Il Medio Oriente è nell’elenco delle priorità di Joe Biden?

Di Elijah J. Magnier     @ejmalrai 

Tradotto da A.C. 

Al presidente americano Donald Trump non restano ormai che poche settimane prima che la Corte Federale annunci i risultati definitivi delle elezioni e dichiari Joe Biden il 46° presidente degli Stati Uniti d’America. Tutti gli occhi sono puntati sul nuovo eletto che entrerà in carica il 20 gennaio 2021, su come prenderà forma il suo programma e su quelle che verranno definite le  priorità. Il Medio Oriente sarà nella lista delle sue priorità già nei primi mesi o Biden ha altre urgenze da affrontare? 

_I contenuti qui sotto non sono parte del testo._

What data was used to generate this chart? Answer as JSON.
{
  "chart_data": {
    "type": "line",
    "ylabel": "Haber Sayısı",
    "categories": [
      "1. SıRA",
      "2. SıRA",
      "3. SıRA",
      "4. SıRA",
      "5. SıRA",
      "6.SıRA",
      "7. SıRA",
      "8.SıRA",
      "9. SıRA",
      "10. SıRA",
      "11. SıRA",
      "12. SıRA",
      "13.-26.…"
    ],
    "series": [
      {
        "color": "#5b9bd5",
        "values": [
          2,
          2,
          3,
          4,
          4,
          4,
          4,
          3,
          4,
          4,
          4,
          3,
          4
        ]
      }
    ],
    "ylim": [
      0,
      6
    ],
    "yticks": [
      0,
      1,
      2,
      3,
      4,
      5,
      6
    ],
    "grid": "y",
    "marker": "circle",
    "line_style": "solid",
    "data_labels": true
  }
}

Trump gli consegna un’eredità pesante che lui dovrà modificare ma che per certi versi gioca a suo favore. Grazie ai garbugli e alle complicazioni che il suo predecessore lascia dietro di sé  Biden pare sia convinto di potersi proporre come il salvatore del mondo, qualunque cosa faccia. Tanto per cominciare dovrà farsi carico del problema della stabilità interna, delle riforme necessarie a contrastare la crisi economica del paese, della gestione del COVID-19 nonché  dell’urgenza di curare e riconciliare la nazione. Per quanto riguarda la politica estera gli Stati Uniti si trovano ad affrontare la competizione con la Cina vista come una potenza economica da contenere in Asia, Medio Oriente e Europa. E poi c’è la Russia che si è risvegliata con la guerra in Siria e adesso ha una presenza militare in Libia, in Iraq e in Siria. La presenza russa in Medio Oriente ha una forza decisamente superiore a quella che aveva al tempo dell’Unione Sovietica e  rappresenta ovviamente una sfida alla sempiterna politica di espansione e supremazia degli Stati Uniti. 

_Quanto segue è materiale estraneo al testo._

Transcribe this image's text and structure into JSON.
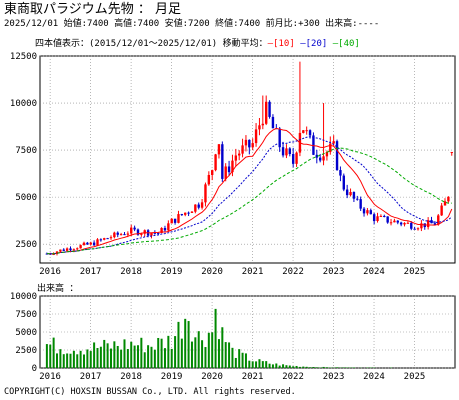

Ricostruire ponti con l’Unione Europea e tornare agli accordi internazionali che Trump e la sua amministrazione hanno fatto saltare negli ultimi anni sono obbiettivi che sicuramente Biden dovrà mettere in cima ai suoi programmi. E per quanto riguarda Israele, è e rimarrà sempre il principale alleato strategico degli Stati Uniti in Medio Oriente, per chiunque risieda alla Casa Bianca, a prescindere dalla sua collocazione politica. Lavorare per il benessere di Israele è, senza se e senza ma, l’obbiettivo di tutti i presidenti degli Stati Uniti. Solo l’intensità e il livello di supporto possono cambiare. 

Il Medio Oriente e tutte le sue complicatissime vicende come l’accordo sul nucleare iraniano, la presenza delle truppe americane in Iraq e in Siria, i curdi (sia in Iraq che in Siria), i rapporti con la Turchia e la disastrosa guerra in Yemen causata dall’Arabia Saudita e dagli Emirati: sono tutte questioni scottanti che non necessariamente però potrebbero essere delle priorità per la nuova amministrazione. 

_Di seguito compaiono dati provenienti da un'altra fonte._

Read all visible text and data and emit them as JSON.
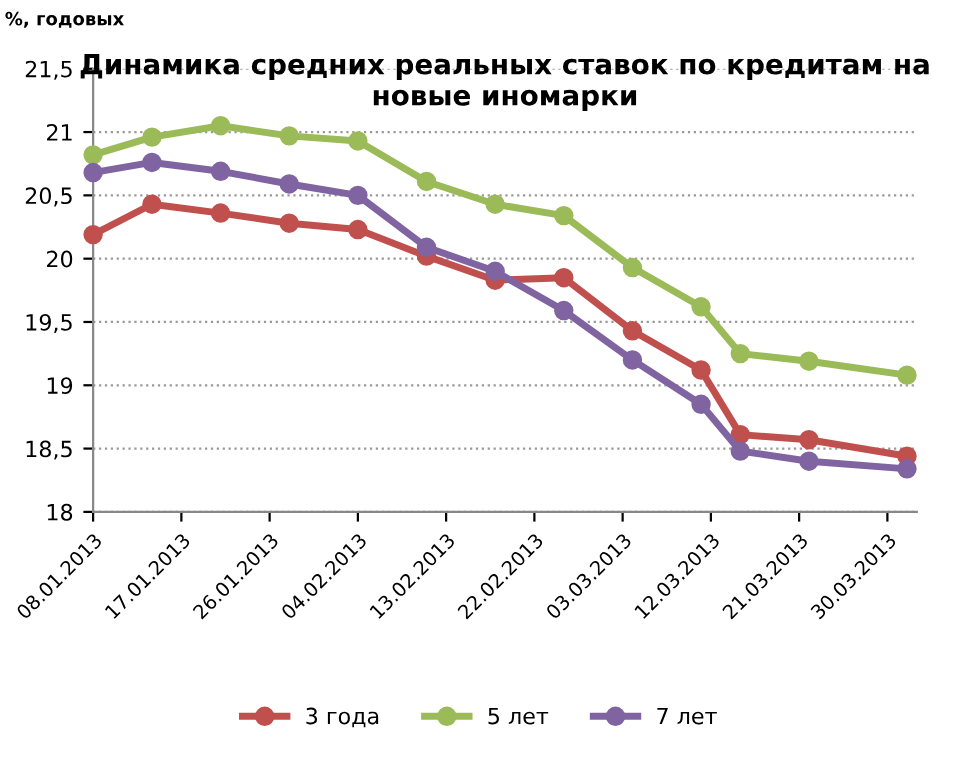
{
  "chart_data": {
    "type": "line",
    "title": "Динамика средних реальных ставок по кредитам на\nновые иномарки",
    "ylabel": "%, годовых",
    "x": [
      "2013-01-08",
      "2013-01-14",
      "2013-01-21",
      "2013-01-28",
      "2013-02-04",
      "2013-02-11",
      "2013-02-18",
      "2013-02-25",
      "2013-03-04",
      "2013-03-11",
      "2013-03-15",
      "2013-03-22",
      "2013-04-01"
    ],
    "series": [
      {
        "name": "3 года",
        "color": "#c0504d",
        "values": [
          20.19,
          20.43,
          20.36,
          20.28,
          20.23,
          20.02,
          19.83,
          19.85,
          19.43,
          19.12,
          18.61,
          18.57,
          18.44
        ]
      },
      {
        "name": "5 лет",
        "color": "#9bbb59",
        "values": [
          20.82,
          20.96,
          21.05,
          20.97,
          20.93,
          20.61,
          20.43,
          20.34,
          19.93,
          19.62,
          19.25,
          19.19,
          19.08
        ]
      },
      {
        "name": "7 лет",
        "color": "#8064a2",
        "values": [
          20.68,
          20.76,
          20.69,
          20.59,
          20.5,
          20.09,
          19.9,
          19.59,
          19.2,
          18.85,
          18.48,
          18.4,
          18.34
        ]
      }
    ],
    "xlim": [
      "2013-01-08",
      "2013-04-02"
    ],
    "xticks": [
      {
        "value": "2013-01-08",
        "label": "08.01.2013"
      },
      {
        "value": "2013-01-17",
        "label": "17.01.2013"
      },
      {
        "value": "2013-01-26",
        "label": "26.01.2013"
      },
      {
        "value": "2013-02-04",
        "label": "04.02.2013"
      },
      {
        "value": "2013-02-13",
        "label": "13.02.2013"
      },
      {
        "value": "2013-02-22",
        "label": "22.02.2013"
      },
      {
        "value": "2013-03-03",
        "label": "03.03.2013"
      },
      {
        "value": "2013-03-12",
        "label": "12.03.2013"
      },
      {
        "value": "2013-03-21",
        "label": "21.03.2013"
      },
      {
        "value": "2013-03-30",
        "label": "30.03.2013"
      }
    ],
    "ylim": [
      18,
      21.5
    ],
    "yticks": [
      18,
      {
        "value": 18.5,
        "label": "18,5"
      },
      19,
      {
        "value": 19.5,
        "label": "19,5"
      },
      20,
      {
        "value": 20.5,
        "label": "20,5"
      },
      21,
      {
        "value": 21.5,
        "label": "21,5"
      }
    ],
    "grid": "y",
    "legend": "bottom",
    "marker": "circle",
    "line_style": "solid"
  }
}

Né va dimenticato il Libano anche se non sembra proprio che compaia nella lista delle urgenze  di Biden. Non ci sarebbe da stupirsi se a trattare con il paese dei cedri fossero consiglieri e assistenti di secondaria importanza all’interno dell’amministrazione americana. Tuttavia il  problema Hezbollah resta, come sempre, in cima alla lista delle priorità per il semplice fatto che l’organizzazione rappresenta un pericolo per la sicurezza di Israele.